For me, I think the grace also came from just letting go and letting people into my life to help me, 'cause I was trying to do all this on my own and still just coming up against these same breakdowns, essentially. And I think at that point I kept breaking down, but I'm not getting past it…. is there going to be a “big one” that's gonna interfere this cycle or something? It did come years later, I guess. But to get to that place where where I could let go of my ways, I don't know, everyone just has their own journey. A lot of people just never get there. There's a bunch of things in my life that I haven't let go of yet. Hopefully I will, but.. you know, until until I got to that place, I couldn't really see through it. So I thought it was really interesting to to end this record with a song from that time. And you know, a lot of these songs were from different points, and just with some perspective where I'm at now… it means something quite different. It's almost like ending at the beginning of this whole process. I've unfortunately completely forgotten the question.
IM: I think you answered it. I want to point out that I think in our first interview back in 2020, when you were talking about collapsing Heat in order to move on heal, I think that's an incredibly brave act to kill something that you love and not knowing if it's going to come back. After listening to Breakdown, I tried to think of what in my life, and I haven't had quite the same journey as far as like overcoming, you know, certain demons. But in quitting smoking, which was really difficult for me, I had to stop drinking, alcohol, I had to stop drinking coffee. All those patterns that I associated with it only to eventually be able to come back and drink coffee, or enjoy a pint of beer, but you're sort of on a a tighter rope as far as what you gave up. I just want to say, I think getting back into rock and roll, which in itself can be a magnet for so many bad habits for people.
KG: Absolutely.
IM: I find it really brave that you're able to do it, and you've come out, better.
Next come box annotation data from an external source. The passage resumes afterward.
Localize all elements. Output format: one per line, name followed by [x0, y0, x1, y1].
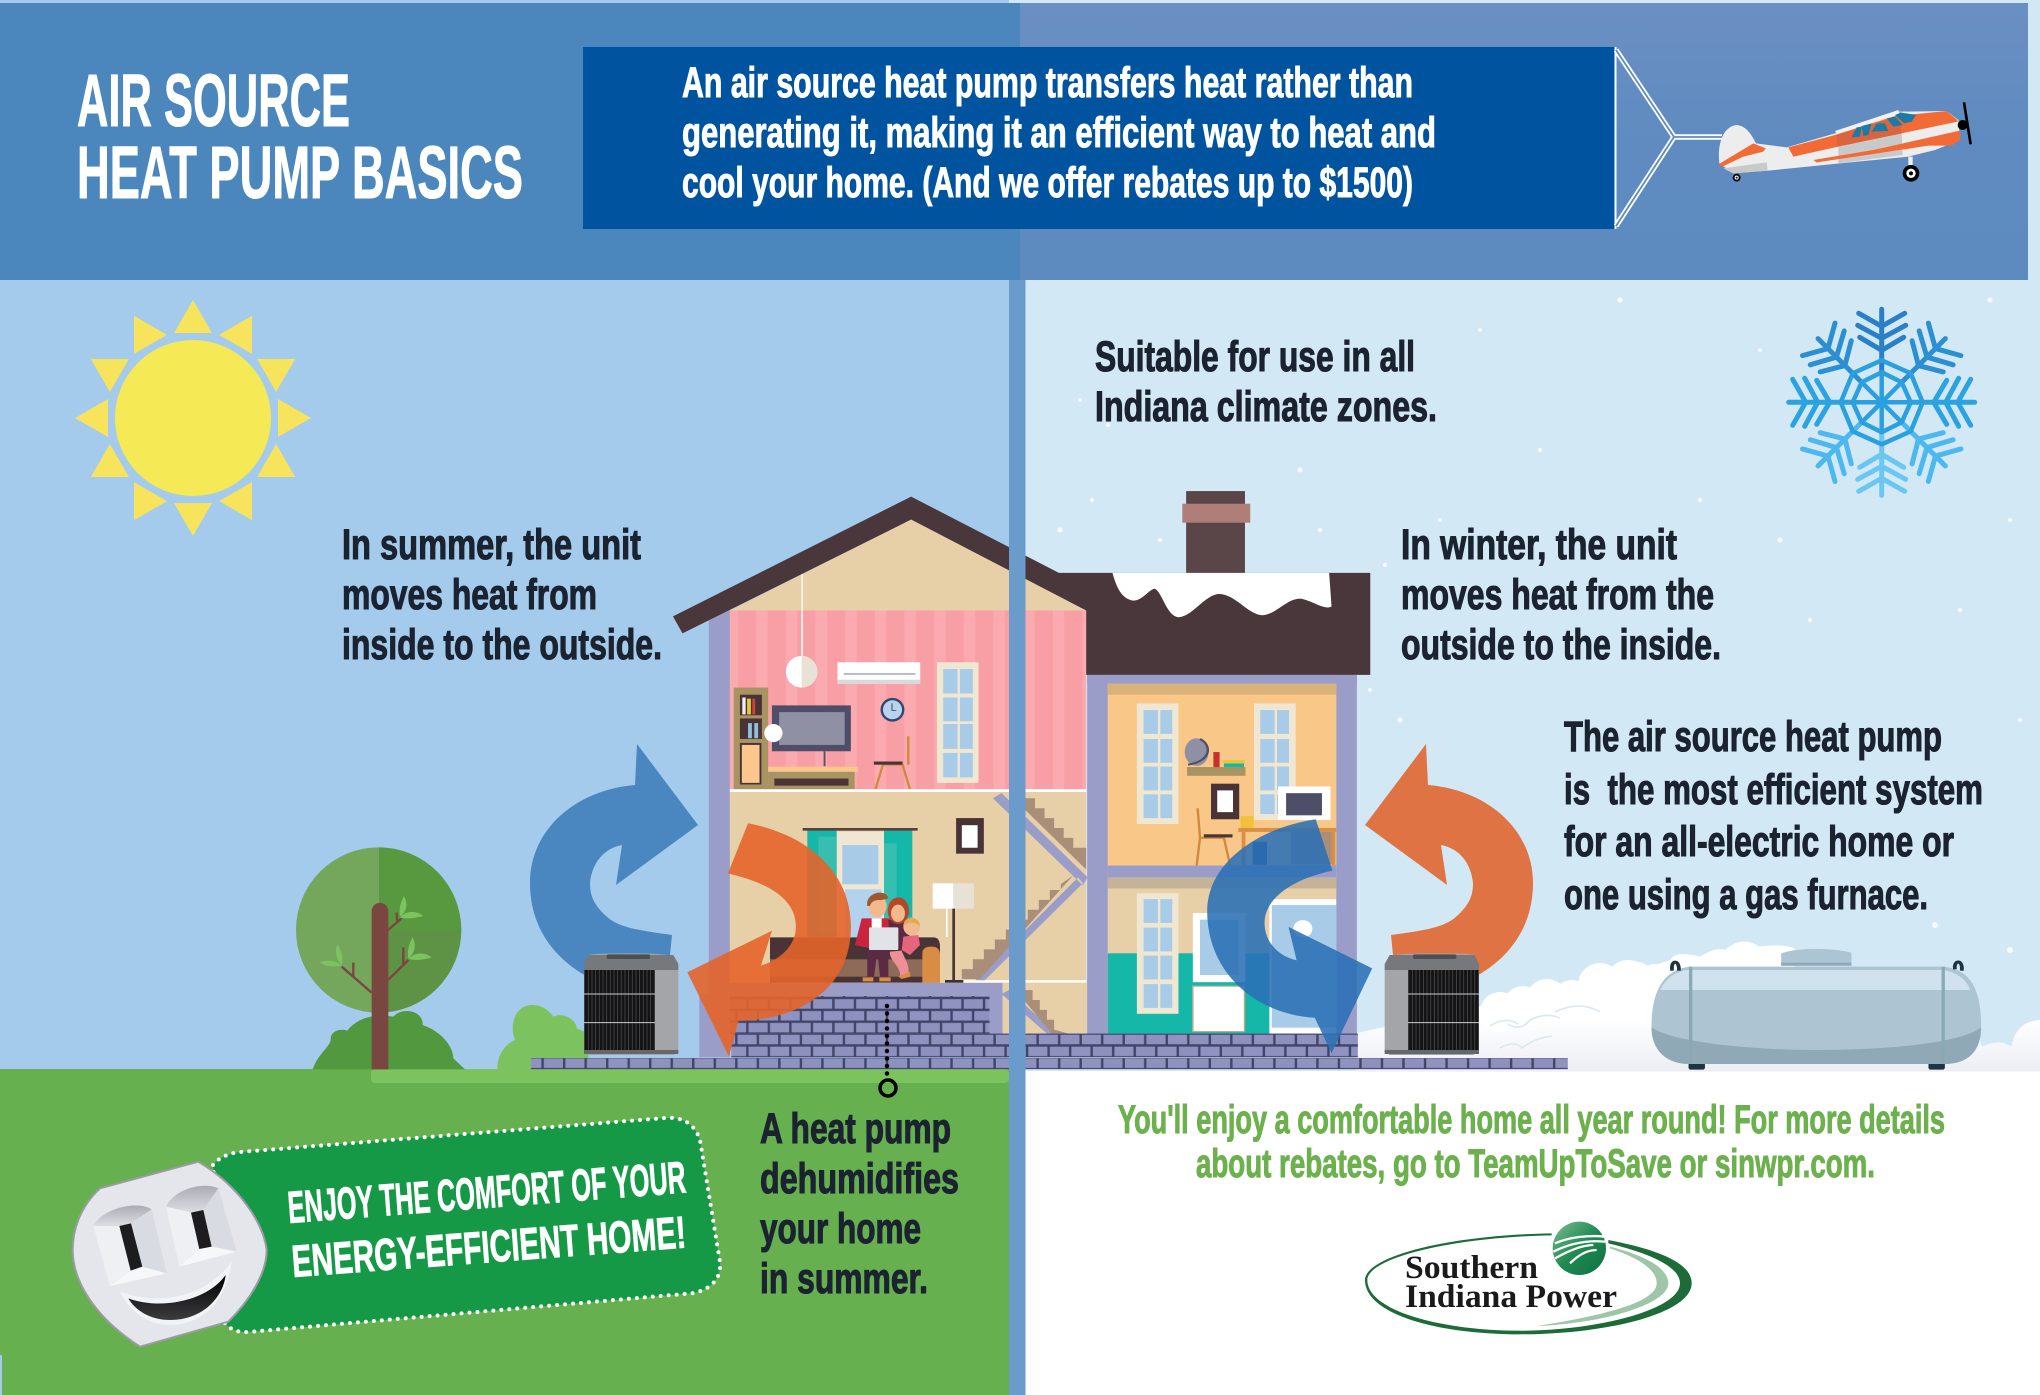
- banner: [583, 47, 1615, 229]
- icon: airplane: [1719, 102, 1971, 182]
- text: dehumidifies: dehumidifies: [760, 1155, 959, 1203]
- family: [855, 893, 920, 981]
- window: [837, 832, 884, 938]
- text: dehumidifies: in summer.: [760, 1255, 928, 1303]
- icon: snow cloud: [1355, 942, 2040, 1072]
- icon: tree: [296, 847, 465, 1069]
- text: summer operation: [342, 521, 662, 669]
- house cutaway: [531, 491, 1568, 1069]
- text: winter operation: [1401, 521, 1721, 669]
- roof: [673, 497, 1370, 675]
- center divider: [1009, 280, 1026, 1395]
- badge: enjoy the comfort: ENERGY-EFFICIENT HOME!: [290, 1206, 688, 1287]
- lower room left: [730, 789, 1088, 1034]
- text: closing message: [1118, 1098, 1945, 1186]
- text: summer operation: inside to the outside.: [342, 621, 662, 669]
- badge: enjoy the comfort: ENJOY THE COMFORT OF YOUR: [286, 1152, 688, 1233]
- banner: An air source heat pump transfers heat rather than: [682, 59, 1413, 107]
- text: most efficient system: [1564, 713, 1983, 919]
- icon: smiling outlet: [73, 1162, 267, 1347]
- icon: bush: [497, 1005, 588, 1069]
- upper room left: [730, 573, 1086, 792]
- title: AIR SOURCE: [77, 59, 350, 142]
- icon: sun: [75, 300, 311, 536]
- snow speckles: [1058, 298, 2022, 953]
- right house upper room: [1108, 684, 1336, 866]
- icon: propane tank: [1651, 949, 1981, 1070]
- sofa: [770, 937, 940, 983]
- living room: curtains, window, lamp, sofa and family: [770, 828, 974, 983]
- snow on roof: [1112, 573, 1332, 617]
- text: dehumidifies: [760, 1105, 959, 1303]
- curtain rod: [803, 828, 918, 831]
- logo: Southern Indiana Power: Indiana Power: [1405, 1279, 1617, 1315]
- icon: outdoor heat pump unit right: [1385, 953, 1479, 1055]
- arrow: winter exterior orange: [1365, 744, 1533, 978]
- curtains: [807, 830, 912, 937]
- text: dehumidifies: your home: [760, 1205, 921, 1253]
- text: winter operation: moves heat from the: [1401, 571, 1714, 619]
- text: suitable climate zones: Suitable for use in all: [1095, 333, 1415, 381]
- banner: generating it, making it an efficient way to heat and: [682, 109, 1436, 157]
- text: winter operation: In winter, the unit: [1401, 521, 1677, 569]
- badge: enjoy the comfort: [213, 1118, 720, 1332]
- floor lamp: [933, 883, 974, 983]
- arrow: winter interior blue: [1207, 819, 1372, 1053]
- logo: Southern Indiana Power: Southern: [1405, 1250, 1538, 1286]
- left wall: [699, 607, 730, 1057]
- text: suitable climate zones: Indiana climate zones.: [1095, 383, 1437, 431]
- text: summer operation: In summer, the unit: [342, 521, 641, 569]
- arrow: summer exterior blue: [530, 744, 698, 978]
- icon: snowflake: [1789, 309, 1975, 495]
- banner tow lines: [1614, 47, 1722, 229]
- icon: outdoor heat pump unit left: [584, 953, 678, 1055]
- text: suitable climate zones: [1095, 333, 1437, 431]
- text: dehumidifies: A heat pump: [760, 1105, 951, 1153]
- attic gable: [730, 520, 1086, 610]
- right house walls and lower stairs: [1002, 675, 1357, 1035]
- text: summer operation: moves heat from: [342, 571, 597, 619]
- arrow: summer interior orange: [687, 823, 851, 1057]
- text: winter operation: outside to the inside.: [1401, 621, 1721, 669]
- logo: Southern Indiana Power: [1365, 1222, 1692, 1334]
- dotted callout line: [880, 1006, 896, 1096]
- title: HEAT PUMP BASICS: [77, 131, 523, 214]
- banner: cool your home. (And we offer rebates up to $1500): [682, 159, 1413, 207]
- right house lower room: [1108, 877, 1336, 1034]
- foundation: [531, 983, 1568, 1069]
- title: [77, 59, 523, 214]
- header band: [0, 3, 2028, 280]
- chimney: [1182, 491, 1250, 574]
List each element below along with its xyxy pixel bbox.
KG: Thanks for saying that, man. I mean, yeah, that really means a lot to me, and I consider you a friend, so to hear that is very… I appreciate it. I think maybe part of this whole record, and looking back at all this stuff and letting go is kind of a way of me owning, it. Yeah, you can go back to the things that caused you pain and you can you can be a different person. There's this saying, I love… “No person can enter the same river twice. It's a different person. It’s a different river”, right? So, like to go back to being in a band and playing shows or whatever,, all these trigger things, like, if you changed you can go and you can share your experience and connect with people and help the next person out, and it an be powerful.
IM: Awesome. I think that's a great place to end it, and I don't think it could have been said any better.
KG: Thanks, man. I really appreciate it..
Karma Glider’s “From The Haze Of A Revved Up Youth” is out now via MOTHLAND.